Don Fernando's training program focused on learning the complex Cuna healing songs, the shortest lasting about one hour and the longest ("The Song of the Dead") about 14 hours. He stated that he has mastered 15 songs, including those used to combat fevers, treat headaches, fight alcoholism, chase away ghosts, overcome fears and ease the difficulties of childbirth. The latter song is used in combination with the ministrations of the grandmothers who serve as midwives. Don Fernando also claims to work with Nushu, the most important healing spirit who can be contacted in dreams and asked for advice.21

Among the Araucan of southern Chile, the new initiate goes into an altered conscious state and climbs a rewe, a tree that serves as the ladder to the Upper World.

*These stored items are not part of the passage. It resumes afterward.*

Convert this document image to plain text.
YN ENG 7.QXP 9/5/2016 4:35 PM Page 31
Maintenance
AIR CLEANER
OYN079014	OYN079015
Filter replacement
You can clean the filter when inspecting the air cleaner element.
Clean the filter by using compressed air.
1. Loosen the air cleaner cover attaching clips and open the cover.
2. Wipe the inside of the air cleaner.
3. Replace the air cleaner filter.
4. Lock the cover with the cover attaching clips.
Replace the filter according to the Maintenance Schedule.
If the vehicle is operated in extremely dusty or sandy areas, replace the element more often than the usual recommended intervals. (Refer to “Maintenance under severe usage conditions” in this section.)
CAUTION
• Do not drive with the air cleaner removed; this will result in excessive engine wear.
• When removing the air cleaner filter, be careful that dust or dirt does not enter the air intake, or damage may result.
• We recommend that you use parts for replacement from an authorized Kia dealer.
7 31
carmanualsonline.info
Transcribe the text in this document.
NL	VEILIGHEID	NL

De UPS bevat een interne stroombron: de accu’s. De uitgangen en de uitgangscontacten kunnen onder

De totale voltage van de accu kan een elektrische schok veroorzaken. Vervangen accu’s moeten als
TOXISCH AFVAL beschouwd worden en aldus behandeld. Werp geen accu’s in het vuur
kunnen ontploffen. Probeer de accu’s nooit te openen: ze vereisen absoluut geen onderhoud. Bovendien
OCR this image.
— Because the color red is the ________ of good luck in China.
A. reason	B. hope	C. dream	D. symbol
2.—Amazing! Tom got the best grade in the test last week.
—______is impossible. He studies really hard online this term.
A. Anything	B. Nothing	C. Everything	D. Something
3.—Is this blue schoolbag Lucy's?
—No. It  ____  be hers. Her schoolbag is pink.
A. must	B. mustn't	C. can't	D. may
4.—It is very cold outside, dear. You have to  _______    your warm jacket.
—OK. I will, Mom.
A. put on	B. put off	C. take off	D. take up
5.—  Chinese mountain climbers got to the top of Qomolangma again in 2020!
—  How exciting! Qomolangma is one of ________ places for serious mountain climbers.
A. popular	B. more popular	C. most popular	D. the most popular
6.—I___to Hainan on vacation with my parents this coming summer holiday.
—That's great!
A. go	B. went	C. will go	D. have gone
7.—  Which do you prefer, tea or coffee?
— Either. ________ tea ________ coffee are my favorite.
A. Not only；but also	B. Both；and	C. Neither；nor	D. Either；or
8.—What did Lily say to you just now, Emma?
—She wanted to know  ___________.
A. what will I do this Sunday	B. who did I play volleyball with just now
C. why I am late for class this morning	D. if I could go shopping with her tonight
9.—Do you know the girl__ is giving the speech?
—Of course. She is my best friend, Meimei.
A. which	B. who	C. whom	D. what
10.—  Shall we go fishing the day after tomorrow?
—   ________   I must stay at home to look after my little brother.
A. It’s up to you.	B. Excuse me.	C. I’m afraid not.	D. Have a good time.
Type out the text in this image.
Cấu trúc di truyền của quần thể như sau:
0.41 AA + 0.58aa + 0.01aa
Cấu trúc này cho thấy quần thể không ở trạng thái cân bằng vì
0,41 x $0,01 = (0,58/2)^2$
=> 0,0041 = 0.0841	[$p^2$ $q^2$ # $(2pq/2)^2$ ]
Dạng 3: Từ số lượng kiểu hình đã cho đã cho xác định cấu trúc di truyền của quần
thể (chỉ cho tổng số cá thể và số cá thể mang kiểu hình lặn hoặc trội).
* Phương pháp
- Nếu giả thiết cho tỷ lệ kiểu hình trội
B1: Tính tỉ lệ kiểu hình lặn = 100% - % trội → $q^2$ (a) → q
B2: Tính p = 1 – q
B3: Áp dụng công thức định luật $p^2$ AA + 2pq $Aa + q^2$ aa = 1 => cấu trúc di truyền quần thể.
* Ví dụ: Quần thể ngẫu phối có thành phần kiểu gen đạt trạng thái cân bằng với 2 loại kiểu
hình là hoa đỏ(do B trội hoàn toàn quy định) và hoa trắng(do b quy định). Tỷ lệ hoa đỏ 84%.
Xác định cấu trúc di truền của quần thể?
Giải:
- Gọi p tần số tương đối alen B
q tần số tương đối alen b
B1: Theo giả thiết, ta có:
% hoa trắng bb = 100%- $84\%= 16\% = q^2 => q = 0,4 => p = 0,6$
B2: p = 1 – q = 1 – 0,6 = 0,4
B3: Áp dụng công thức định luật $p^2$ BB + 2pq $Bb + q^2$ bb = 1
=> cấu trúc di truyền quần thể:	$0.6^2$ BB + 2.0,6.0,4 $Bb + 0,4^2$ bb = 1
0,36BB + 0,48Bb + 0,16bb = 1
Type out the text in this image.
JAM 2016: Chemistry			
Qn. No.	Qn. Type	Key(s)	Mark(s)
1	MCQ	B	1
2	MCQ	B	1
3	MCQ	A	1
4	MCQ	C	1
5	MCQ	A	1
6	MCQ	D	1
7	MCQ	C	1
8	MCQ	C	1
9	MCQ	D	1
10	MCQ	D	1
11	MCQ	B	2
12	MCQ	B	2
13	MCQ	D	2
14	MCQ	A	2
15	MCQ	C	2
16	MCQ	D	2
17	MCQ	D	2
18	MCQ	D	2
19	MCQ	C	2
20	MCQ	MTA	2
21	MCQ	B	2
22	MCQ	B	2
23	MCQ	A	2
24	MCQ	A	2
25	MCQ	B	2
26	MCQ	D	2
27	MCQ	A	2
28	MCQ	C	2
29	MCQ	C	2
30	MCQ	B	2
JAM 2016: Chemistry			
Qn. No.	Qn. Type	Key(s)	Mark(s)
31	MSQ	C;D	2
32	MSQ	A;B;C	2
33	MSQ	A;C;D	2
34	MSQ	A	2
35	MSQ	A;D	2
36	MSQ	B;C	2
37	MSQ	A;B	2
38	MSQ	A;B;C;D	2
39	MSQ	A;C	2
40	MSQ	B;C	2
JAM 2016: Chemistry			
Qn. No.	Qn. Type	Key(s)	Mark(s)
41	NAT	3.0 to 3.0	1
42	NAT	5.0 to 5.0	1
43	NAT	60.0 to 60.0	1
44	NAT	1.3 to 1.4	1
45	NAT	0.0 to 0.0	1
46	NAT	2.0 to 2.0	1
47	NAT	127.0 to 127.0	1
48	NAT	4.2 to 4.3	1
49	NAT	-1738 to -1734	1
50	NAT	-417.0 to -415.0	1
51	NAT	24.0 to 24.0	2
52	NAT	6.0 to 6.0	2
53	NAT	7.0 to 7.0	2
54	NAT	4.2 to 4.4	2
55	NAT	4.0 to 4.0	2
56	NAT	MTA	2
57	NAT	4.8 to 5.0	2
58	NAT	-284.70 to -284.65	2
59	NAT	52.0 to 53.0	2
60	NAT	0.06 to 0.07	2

The initiate uses dancing and drumming to enter the required altered state and performs as a singer and an instrumentalist immediately after initiation. Among Siberian shamans, by contrast, full mastery of the drum is not achieved until a certain amount of time has elapsed.22 The Tungus initiate makes a stick for his future drum, then practices the shamanic chants. In one case, it took two years before the initiate had a dream about the reindeer whose skin would cover his drum and it was only after the completion of the drum that the initiate was allowed to shamanize.23

Sometimes the training period is quite brief. In the Washo tribe of Nevada and California, the initiate receives power through a dream, then is awakened by a whistle. The initiate follows the whistle which changes to a whisper that dictates instructions. For example, it might give the command to bathe on four successive mornings and treat a sick person on four successive nights. If the client recovers from the illness, the initiate's status as a shaman is confirmed.24 It can be seen that myths govern the call, initiation and training of shamans. Myths also direct shamans' healing practices, their attempts to insure community cohesiveness and their constant efforts to mediate between ordinary and non-ordinary reality, between the secular world and the sacred world.


This paper was presented at "Shamanism, Spirit and Consciousness," a symposium sponsored by Division 32 (Humanistic Psychology), at the 99th annual convention of the American Psychological Association, San Francisco, 16-20 August 1991.